Regarding problems in the banking system, the statement said that policy makers will address “gaps in data, oversight and regulation in the banking system”.
The finance ministers maintained their assessment issued in April that the financial system is “resilient” thanks to financial regulatory reforms implemented after the 2008 global financial crisis.
The statement showed that while warning of the continued “increasing” of inflation, the central banks of the Group of Seven reaffirmed their commitment to price stability and ensuring that inflation expectations remain sober.
The participants again condemned Russia’s invasion of Ukraine and pledged to strengthen monitoring of cross-border transactions between Russia and other countries.

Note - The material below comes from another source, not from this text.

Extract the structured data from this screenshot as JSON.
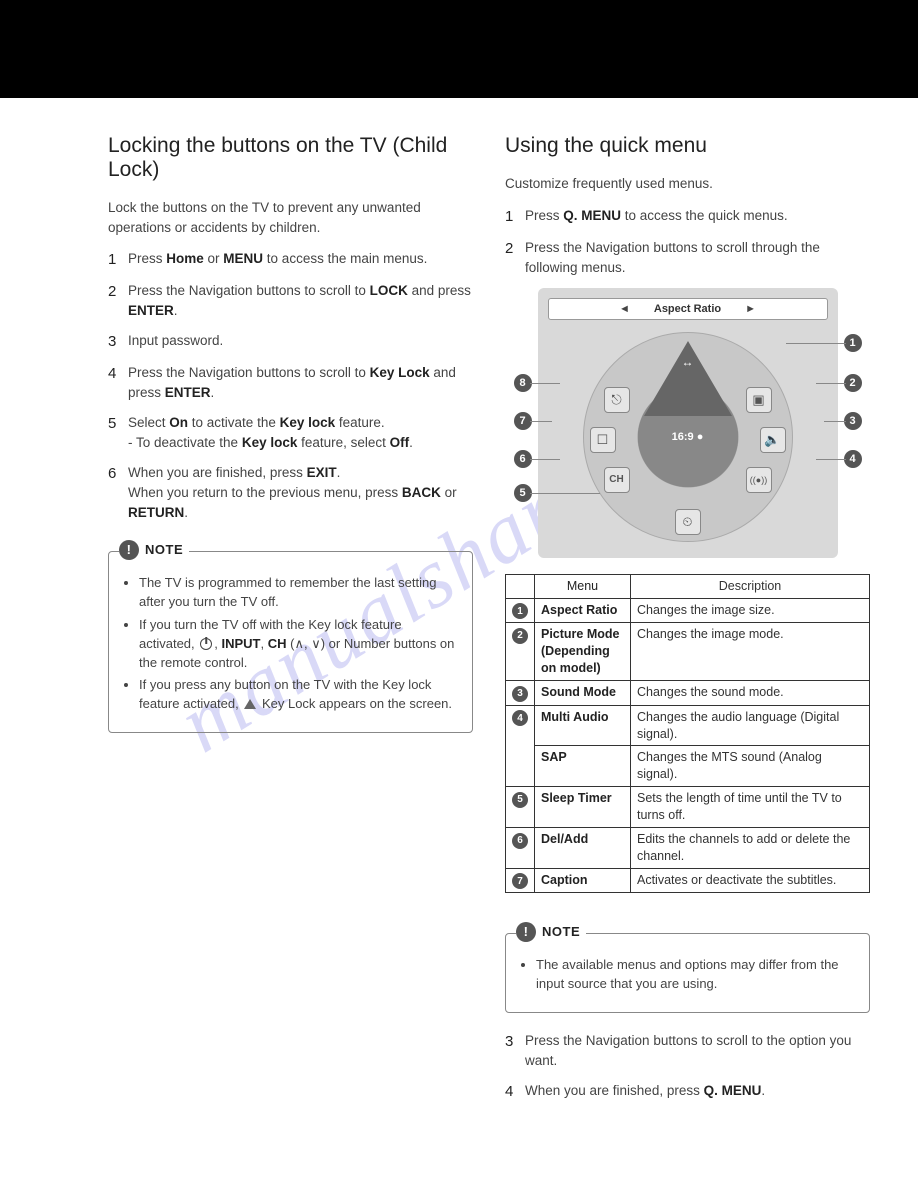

Discussions also touched on matters related to China, as Japan, which chaired the meeting this year, led efforts to diversify supply chains and reduce heavy dependence on the second largest economy in the world.
Finance ministers set a deadline by the end of the year to launch a new plan to diversify global supply chains in the statement, according to Reuters.
There are perceptions that the new plan will include the G7 providing aid to low- and middle-income countries so that they can play a greater role in supply chains for energy-related products, such as mineral refining and processing of manufacturing supplies, according to Reuters.